JOHNNY FLORES / Coachella Uninc.

Coachella, California—I’ve grown up in a family full of veterans. My cousin served as a tank commander for the United States National Guard, and two of my other cousins both served in the United States Army. Each of my cousins was willing to risk their life in order to protect our most basic freedoms. They regularly spent long periods of time away from home. Months, sometimes even a year, would pass before I could see them again.

But the ultimate sacrifice came when my cousin, U.S. Army SPC Alberto Garcia, Jr., died during Operation Iraqi Freedom because of an IED in March 2007, mere days after his birthday

I hold the upmost respect and appreciation for our armed forces. They have risked their lives, and they will continue to risk their lives in order to protect our most basic freedoms. They serve at their own risk, and above all, they are volunteers.

Each and every veteran should be honored for the sacrifices they make in order for us to continue to enjoy these freedoms that we so often take for granted.

Many businesses offer discounts for veterans on Veterans Day, and festivities are being held around the United States. But honoring the men and women who have served our country should go far beyond offering them a 15% discount at a local eatery. The appreciation and celebration of our nation’s armed forces should extend past just one day a year.

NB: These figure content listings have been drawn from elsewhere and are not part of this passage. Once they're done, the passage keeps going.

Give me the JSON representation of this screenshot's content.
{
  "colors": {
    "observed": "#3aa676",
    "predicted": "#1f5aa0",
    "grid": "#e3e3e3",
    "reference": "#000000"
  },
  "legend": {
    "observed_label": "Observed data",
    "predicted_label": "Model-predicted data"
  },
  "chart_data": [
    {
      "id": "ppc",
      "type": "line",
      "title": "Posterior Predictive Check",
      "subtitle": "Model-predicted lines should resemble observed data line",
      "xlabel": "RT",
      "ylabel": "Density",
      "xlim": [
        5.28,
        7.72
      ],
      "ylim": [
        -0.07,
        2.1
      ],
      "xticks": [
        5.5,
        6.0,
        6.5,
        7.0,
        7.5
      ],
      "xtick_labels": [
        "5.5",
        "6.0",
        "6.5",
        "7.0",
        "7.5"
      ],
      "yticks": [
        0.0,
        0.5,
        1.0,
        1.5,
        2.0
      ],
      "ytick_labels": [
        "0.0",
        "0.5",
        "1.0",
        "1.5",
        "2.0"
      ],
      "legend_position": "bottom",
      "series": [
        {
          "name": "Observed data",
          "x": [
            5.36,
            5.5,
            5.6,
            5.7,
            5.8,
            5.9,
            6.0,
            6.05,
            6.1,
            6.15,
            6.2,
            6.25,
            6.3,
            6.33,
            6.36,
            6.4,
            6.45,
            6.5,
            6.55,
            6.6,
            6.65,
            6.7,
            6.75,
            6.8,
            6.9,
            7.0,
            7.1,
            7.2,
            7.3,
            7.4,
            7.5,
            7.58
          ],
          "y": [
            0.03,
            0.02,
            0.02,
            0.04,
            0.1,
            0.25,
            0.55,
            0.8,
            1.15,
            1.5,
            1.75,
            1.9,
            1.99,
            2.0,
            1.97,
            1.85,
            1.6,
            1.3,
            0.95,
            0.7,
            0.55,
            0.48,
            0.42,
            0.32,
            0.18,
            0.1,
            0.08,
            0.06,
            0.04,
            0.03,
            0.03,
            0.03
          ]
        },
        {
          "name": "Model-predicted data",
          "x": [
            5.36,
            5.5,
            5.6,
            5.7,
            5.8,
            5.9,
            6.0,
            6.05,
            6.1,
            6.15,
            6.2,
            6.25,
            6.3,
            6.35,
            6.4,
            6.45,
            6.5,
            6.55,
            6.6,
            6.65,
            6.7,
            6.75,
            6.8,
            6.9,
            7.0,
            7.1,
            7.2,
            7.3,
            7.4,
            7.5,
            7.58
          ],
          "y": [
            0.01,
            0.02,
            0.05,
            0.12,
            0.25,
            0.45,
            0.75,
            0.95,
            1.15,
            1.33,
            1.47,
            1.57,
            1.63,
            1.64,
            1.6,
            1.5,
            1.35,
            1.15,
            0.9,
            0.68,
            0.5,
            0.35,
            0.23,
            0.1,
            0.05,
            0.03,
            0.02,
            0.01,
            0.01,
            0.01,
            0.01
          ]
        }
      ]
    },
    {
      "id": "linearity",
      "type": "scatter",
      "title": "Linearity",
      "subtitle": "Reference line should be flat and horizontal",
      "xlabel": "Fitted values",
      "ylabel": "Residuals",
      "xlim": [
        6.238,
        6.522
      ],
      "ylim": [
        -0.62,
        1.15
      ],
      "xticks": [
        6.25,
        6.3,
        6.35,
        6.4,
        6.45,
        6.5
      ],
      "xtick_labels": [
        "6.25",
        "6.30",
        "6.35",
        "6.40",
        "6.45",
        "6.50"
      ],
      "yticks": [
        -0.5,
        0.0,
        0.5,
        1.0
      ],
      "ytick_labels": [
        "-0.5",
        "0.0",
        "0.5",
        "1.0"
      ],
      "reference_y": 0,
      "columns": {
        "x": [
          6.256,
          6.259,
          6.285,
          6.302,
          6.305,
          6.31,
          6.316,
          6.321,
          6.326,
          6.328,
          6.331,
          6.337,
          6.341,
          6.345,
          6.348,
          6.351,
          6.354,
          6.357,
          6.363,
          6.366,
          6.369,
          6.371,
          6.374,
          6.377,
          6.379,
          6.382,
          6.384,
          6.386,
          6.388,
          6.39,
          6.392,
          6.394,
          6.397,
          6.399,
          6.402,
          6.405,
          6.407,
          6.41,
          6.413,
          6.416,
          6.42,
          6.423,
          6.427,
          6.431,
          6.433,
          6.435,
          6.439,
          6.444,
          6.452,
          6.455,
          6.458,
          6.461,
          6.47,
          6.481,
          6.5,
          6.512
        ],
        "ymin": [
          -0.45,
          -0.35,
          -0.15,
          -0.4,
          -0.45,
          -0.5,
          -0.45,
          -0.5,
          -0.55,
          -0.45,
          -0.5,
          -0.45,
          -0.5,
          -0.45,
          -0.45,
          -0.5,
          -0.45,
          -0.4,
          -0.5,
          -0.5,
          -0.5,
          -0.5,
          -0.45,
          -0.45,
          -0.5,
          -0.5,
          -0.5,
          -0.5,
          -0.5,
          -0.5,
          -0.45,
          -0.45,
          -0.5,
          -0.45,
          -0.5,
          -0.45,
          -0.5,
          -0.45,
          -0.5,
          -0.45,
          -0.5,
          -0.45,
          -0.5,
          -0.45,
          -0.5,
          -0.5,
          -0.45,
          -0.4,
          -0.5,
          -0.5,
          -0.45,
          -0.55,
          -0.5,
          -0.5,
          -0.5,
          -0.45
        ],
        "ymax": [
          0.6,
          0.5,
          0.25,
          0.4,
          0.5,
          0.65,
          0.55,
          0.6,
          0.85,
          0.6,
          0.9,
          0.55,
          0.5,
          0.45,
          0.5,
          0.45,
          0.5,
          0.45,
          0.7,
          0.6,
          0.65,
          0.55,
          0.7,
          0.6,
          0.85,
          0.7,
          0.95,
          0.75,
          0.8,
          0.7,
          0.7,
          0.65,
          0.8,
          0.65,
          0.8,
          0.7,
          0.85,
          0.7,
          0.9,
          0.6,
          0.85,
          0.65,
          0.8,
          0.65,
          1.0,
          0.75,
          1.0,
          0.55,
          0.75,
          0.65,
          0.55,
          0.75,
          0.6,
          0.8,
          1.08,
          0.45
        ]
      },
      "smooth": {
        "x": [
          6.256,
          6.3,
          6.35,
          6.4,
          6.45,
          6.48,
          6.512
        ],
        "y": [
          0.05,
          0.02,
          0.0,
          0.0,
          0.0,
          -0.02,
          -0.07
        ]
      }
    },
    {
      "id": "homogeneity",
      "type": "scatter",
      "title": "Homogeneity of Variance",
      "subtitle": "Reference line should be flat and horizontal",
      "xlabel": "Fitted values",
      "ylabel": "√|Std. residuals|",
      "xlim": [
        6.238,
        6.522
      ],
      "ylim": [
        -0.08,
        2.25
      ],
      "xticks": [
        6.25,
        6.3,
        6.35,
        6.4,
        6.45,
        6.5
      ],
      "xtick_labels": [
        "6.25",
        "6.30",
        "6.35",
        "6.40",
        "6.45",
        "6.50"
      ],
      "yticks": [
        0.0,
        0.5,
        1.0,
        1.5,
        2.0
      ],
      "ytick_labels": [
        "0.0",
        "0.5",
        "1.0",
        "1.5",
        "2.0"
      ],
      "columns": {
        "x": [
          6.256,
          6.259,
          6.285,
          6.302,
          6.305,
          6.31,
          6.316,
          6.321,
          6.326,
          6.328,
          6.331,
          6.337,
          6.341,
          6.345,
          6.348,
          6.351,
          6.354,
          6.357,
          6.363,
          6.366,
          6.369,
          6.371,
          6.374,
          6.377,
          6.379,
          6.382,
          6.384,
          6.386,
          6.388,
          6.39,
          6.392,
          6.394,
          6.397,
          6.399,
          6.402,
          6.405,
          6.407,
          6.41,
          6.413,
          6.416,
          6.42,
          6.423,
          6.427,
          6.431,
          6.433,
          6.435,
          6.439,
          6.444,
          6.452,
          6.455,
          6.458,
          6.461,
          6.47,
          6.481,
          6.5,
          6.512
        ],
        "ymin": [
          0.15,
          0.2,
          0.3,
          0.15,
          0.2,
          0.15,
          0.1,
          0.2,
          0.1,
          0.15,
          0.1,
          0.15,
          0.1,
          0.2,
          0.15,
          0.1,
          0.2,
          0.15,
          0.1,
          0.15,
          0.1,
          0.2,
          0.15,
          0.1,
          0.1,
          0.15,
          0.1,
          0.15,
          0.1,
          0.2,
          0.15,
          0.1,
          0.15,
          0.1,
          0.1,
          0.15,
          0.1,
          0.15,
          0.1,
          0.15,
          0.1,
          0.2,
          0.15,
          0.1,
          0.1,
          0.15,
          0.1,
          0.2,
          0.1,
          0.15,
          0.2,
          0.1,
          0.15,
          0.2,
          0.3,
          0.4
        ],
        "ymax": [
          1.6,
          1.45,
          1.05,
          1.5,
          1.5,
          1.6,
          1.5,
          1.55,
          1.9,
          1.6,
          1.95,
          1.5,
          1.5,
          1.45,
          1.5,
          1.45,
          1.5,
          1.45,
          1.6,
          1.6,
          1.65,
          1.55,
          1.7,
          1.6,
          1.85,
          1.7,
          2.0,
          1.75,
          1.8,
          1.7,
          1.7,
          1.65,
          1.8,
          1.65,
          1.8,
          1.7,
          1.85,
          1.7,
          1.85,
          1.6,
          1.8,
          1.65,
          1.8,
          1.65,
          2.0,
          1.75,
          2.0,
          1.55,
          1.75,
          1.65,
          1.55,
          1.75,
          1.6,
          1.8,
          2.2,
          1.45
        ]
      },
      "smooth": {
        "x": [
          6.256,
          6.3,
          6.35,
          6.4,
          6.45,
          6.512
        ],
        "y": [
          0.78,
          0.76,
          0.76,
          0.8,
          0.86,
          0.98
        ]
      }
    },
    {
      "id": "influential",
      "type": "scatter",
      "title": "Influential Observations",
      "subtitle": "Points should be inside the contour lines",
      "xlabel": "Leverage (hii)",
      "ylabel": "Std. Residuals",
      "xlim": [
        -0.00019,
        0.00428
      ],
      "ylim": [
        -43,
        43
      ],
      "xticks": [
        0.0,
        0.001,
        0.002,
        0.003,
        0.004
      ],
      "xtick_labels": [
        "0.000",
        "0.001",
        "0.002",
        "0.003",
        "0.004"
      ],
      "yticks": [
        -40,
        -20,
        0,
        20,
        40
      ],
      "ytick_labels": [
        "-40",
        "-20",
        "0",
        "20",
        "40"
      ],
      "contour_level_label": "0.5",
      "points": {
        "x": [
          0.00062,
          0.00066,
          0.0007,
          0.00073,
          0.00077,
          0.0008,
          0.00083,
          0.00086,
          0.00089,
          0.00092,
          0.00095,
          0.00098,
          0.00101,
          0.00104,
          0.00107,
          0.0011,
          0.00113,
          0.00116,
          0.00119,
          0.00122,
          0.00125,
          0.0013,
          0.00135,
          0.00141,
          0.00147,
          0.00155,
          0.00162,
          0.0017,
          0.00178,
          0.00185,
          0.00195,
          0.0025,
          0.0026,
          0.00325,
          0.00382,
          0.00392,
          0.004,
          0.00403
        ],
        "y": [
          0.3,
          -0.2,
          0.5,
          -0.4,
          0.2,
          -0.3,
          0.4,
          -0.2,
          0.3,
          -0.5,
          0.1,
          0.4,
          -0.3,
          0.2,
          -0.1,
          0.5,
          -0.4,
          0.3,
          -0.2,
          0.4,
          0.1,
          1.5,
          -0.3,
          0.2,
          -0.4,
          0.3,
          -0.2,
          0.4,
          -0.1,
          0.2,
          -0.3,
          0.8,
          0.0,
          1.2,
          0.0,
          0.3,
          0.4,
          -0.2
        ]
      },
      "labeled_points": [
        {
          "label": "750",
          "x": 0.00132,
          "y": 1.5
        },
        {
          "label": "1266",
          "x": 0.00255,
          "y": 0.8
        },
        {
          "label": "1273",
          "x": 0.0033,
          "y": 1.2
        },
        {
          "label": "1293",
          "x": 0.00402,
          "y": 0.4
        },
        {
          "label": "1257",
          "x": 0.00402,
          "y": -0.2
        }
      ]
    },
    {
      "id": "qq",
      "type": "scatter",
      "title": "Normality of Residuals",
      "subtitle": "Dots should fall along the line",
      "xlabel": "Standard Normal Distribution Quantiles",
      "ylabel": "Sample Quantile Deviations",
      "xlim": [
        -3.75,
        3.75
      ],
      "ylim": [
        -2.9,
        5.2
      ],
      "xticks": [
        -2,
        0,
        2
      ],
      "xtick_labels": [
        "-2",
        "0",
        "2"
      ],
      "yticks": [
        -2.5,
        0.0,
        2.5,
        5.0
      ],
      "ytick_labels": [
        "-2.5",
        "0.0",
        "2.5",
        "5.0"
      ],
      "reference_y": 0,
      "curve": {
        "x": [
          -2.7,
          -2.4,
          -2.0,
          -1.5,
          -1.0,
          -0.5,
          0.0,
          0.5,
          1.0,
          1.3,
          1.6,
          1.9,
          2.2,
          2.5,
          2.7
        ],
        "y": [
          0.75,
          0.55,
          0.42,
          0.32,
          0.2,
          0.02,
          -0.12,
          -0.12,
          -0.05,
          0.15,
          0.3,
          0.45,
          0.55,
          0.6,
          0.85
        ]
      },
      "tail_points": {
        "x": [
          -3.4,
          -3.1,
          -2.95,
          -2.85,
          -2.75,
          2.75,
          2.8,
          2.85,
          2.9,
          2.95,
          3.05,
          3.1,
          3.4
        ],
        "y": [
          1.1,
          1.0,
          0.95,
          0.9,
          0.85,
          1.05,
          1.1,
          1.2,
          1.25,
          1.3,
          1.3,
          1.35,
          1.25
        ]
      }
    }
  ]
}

President John F. Kennedy said in a 1963 proclamation, “As we express our gratitude, we must never forget that the highest appreciation is not to utter words, but to live by them.” This is how we should really honor our veterans, by not just honoring them on Veterans Day, but by showing our utmost gratitude and appreciation for them every day.

If our veterans were never willing to make the ultimate sacrifice and serve this country, we would not have such a day to pay tribute to the freedoms they have protected.

We must do more than put on a parade or give a free meal to any man or woman of the armed forces.

We must share our gratitude in ways that extend beyond a discount.

It is the responsibility of us, as American’s, to teach the generations to come of the sacrifices veterans have made so that we may live freely. But freedom is never free. It comes with a price — the price being my cousin’s life, a life that he was willing to give so that we could continue to enjoy our liberties.

Freedom should never be taken for granted.

On this Veterans Day, I am thankful for my family members who have volunteered so willingly and passionately to protect this country no matter the cost. On this day, I remember my cousin, Albert, who so willingly died at a young age so that I could enjoy freedoms, like the opportunity to write this article, and so that I could continue to live the life I do every day.

On this day, I am thankful for every single veteran, living and deceased, for blessing me with such freedom that can never be taken for granted.